Le pacte entre le Diable et un soldat de retour de la guerre...

Un soldat revient de guerre, et se distrait en jouant du violon. Lorsqu’il rencontre le Diable dans la personne d’un vieillard, sa destinée bascule. Que choisir: la richesse, l’âme, le pouvoir, l’art ? Son violon devient un symbole de l’âme et une monnaie d’échange pour accéder à la richesse ou encore à l’amour, quand la princesse tombe malade et que le roi la promet en mariage à celui qui saura la guérir.
Après de multiples rencontres avec le Diable, le soldat saura-t-il résister au désir de liberté et d’inconnu et se garder de tomber du côté des ténèbres ? Cette histoire emprunte au mythe de Faust où, comme dans la légende d’Orphée, la musique a droit de vie ou de mort.
L’Histoire du soldat, issue d’un conte populaire russe, est publiée à l’occasion du centenaire de l’œuvre écrite par Ramuz et mise en musique par Stravinsky.
Cet ouvrage comprend une seconde partie composée d’un appareil critique écrit par Georges Schürch, Alain Rochat et Philippe Girard.

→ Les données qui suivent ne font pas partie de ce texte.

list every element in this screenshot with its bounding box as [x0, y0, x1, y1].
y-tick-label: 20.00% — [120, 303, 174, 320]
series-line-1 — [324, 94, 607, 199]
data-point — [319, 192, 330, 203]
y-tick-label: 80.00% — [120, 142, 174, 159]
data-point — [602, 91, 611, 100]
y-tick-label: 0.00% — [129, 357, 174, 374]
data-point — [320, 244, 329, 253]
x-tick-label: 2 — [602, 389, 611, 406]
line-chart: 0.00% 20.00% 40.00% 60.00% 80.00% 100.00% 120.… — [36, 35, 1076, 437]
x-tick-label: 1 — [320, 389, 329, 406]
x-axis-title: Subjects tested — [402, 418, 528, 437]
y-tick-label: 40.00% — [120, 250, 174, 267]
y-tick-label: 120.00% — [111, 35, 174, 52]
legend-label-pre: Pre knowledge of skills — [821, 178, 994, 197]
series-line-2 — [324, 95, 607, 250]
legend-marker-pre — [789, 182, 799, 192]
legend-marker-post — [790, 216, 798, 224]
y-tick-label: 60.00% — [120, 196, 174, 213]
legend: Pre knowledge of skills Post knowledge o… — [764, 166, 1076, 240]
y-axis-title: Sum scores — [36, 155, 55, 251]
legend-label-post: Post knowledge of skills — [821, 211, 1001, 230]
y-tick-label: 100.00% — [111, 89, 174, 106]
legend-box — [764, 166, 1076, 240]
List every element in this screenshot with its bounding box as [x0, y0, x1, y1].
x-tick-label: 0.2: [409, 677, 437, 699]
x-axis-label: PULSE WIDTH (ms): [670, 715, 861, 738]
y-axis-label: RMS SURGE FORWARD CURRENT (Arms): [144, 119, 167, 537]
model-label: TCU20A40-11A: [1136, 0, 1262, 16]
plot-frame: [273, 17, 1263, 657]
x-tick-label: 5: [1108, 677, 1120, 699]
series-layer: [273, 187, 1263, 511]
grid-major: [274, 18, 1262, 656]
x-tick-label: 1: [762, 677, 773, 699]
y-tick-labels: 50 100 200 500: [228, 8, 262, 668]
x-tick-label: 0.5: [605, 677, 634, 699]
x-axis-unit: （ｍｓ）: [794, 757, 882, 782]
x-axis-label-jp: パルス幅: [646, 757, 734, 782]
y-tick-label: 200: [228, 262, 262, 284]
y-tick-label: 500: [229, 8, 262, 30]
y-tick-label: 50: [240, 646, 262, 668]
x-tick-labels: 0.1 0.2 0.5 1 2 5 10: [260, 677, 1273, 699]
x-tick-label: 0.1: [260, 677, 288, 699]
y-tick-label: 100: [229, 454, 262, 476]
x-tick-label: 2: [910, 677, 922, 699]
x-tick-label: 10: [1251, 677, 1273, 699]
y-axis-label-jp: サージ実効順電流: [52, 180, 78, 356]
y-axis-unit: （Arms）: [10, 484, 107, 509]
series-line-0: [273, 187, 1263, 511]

Découvrez ou redécouvrez cette oeuvre issue d'un conte populaire russe, écrite par Ramuz et mis en musique par Stravinsky !

EXTRAIT

Rideau fermé, lecteur à droite (côté cour), orchestre à gauche (côté jardin). Le lecteur entre et s’assied, ouvre son livre, en lisant :
Nous allons représenter devant vous l’Histoire du soldat, texte de C. F. Ramuz, musique d’Igor Stravinsky, décors de René Auberjonois.
Dès qu’il a fini cette présentation, la musique commence. Musique, Airs de marche.
LE LECTEUR, pendant la musique.
Entre Denges et Denezy,
Un soldat qui rentre au pays…
Quinze jours de congé qu’il a,
Marche depuis longtemps déjà…
A marché, a beaucoup marché,
S’impatiente d’arriver
Parce qu’il a beaucoup marché.

À PROPOS DE L'AUTEUR

Charles Ferdinand Ramuz est né à Lausanne le 24 septembre 1878 et mort à Pully le 23 mai 1947. Son œuvre comprend romans, essais et poèmes. Il est un auteur phare des Éditions Plaisir de Lire qui publient avec l’ Histoire du soldat 25 de ses œuvres.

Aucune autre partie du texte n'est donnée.